Celebrity chef Curtis Stone and his wife, actress Lindsay Price-Stone, fuse their respective talents in the recipe for ‘In the Spirit with Lindsay & Curtis’, streaming on QVC+ and HSN+.
The six-episode holiday-themed series features celebrity guests Joel McHale and his wife Sarah Williams, Tori Spelling and Jennie Garth, Kelly Hu, Jenna Fischer, Sheryl Underwood and Phil Rosenthal sharing their families’ traditional celebrations with Curtis and Lindsay – who create festive dishes (Curtis) and decorations (Lindsay).
“I think the thing about vacations is that they’re so personal to everyone; we all have our own family quirks and traditions that make us feel good,” Curtis Stone, 47, told The Post in a joint interview with Lindsay. “Normally, you are with your own family and you don’t have the chance to discover the traditions of others.
“The idea for the show was to reach out to a handful of friends and say, ‘What do you do for Thanksgiving, Hanukkah, Christmas Eve, etc. What are your traditions?’ Lindsay has this incredible attention to detail when it comes to design and style; she always makes the room or the table look fantastic,” he said. “And I obviously know my way around the kitchen.”
They shot the series (in October) in a real house, and not in the studio, to give it a warmer side. “It wasn’t our house; we wanted to do it [there] but so much happened that week with our kids still in school that we couldn’t quite tear ourselves away,” Curtis said. “We found this very nice house here in LA and took it over for about 10 days.”
Lindsay, 46, said Fischer, who she co-starred with for two seasons on ABC’s “Splitting Up Together,” was a perfect choice for the show.
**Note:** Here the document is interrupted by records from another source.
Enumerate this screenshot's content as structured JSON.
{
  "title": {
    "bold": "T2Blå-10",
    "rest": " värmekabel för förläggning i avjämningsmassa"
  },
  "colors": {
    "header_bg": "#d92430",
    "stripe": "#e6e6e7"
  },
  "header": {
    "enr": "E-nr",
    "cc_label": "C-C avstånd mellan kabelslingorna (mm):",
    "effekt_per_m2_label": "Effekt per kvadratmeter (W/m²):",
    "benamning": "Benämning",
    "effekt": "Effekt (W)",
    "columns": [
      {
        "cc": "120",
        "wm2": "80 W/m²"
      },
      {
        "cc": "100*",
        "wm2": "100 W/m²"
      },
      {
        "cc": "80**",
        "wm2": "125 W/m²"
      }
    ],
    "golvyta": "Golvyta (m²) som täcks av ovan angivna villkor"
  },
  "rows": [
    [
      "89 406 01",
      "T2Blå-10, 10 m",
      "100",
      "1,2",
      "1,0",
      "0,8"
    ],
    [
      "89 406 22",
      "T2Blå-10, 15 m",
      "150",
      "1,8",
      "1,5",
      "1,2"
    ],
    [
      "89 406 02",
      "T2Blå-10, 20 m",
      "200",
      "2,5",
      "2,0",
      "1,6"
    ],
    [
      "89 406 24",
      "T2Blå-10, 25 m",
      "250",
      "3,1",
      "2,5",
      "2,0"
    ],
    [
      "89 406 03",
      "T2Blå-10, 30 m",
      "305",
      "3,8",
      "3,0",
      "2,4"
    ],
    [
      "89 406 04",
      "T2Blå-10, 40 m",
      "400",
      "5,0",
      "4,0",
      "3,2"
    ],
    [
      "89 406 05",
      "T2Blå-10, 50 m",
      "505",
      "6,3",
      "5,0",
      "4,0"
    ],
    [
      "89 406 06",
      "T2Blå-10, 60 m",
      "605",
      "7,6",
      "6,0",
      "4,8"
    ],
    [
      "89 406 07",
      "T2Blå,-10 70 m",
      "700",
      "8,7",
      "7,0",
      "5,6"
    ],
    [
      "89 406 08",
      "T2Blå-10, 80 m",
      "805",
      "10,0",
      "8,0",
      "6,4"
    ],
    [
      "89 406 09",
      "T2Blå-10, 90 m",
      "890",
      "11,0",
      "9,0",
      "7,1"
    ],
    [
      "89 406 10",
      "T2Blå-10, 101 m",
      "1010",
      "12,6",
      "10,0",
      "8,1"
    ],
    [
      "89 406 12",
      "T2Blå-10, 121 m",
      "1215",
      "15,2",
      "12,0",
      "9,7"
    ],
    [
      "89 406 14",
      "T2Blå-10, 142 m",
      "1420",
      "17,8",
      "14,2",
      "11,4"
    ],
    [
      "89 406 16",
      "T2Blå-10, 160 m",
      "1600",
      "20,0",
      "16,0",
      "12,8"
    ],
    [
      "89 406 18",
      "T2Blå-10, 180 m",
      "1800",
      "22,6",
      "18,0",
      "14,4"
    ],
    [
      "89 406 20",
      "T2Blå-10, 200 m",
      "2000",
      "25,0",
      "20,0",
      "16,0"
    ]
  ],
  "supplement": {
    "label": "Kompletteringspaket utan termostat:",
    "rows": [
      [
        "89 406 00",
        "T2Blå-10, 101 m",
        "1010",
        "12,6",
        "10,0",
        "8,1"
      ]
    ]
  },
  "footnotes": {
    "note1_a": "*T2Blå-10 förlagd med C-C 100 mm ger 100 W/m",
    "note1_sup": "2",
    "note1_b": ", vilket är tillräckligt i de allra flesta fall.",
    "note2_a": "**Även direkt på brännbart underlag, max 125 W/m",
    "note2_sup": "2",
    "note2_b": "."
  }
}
“She’s the least ‘Hollywood actress’ you’ve ever met,” she said. “We are good friends. He’s just a comfortable person; she makes sourdough [bread]she loves handmade gifts and she and her sister always exchange gifts on Christmas Eve…but they are only allowed to buy each other handmade items from local artisans.
“I was like, ‘OK, we have to have her on the show because she’s so perfect for this kind of show about what you do at home and for your lore. [on the holidays].’”
Lindsay and Curtis met with their guests before filming their respective episodes.
“Curtis and I would sit down or talk via Zoom call with all of our guests and say, ‘Tell us about [your holiday experiences], which gave us the opportunity to listen to their stories,” she said. “Kelly Hu, for example, is from Hawaii and her New Year’s Day is about multi-Asian cultures in Hawaii…and we had to brainstorm ideas about how we would celebrate in our families as Americans from second-generation Asian descent. Curtis listened to everything Kelly said and talked about what he was going to do. I made paper cranes for the table and notebooks for recipes and travel plans.
“It was fun watching Curtis perform Jenna’s Melba toast, sausage and cheese; he decided to make a raclette out of it,” Lindsay said. “We have thought of everything about our guests. Our only goal was to show people what we actually do in our real lives, in our homes – how we entertain and have that organic feel.
Stone, a Michelin-starred chef, said there were a few dishes that were new to him.
“There were classics, of course, but some dishes that I had never cooked before,” he said. “We had Phil Rosenthal and he said, ‘I don’t want to do Hanukkah food – I want to do an Aussie/Hanukkah mashup… so I got pretty creative with that one. I know the chest is big [on Hanukkah] and I thought lamb, so we made a very slow-cooked shoulder of lamb but spiced it up with a kind of spice similar to what you use on the brisket – we also made a pastrami spice and roasted carrots with that, and Phil was like, ‘Oh yeah, that’s something special.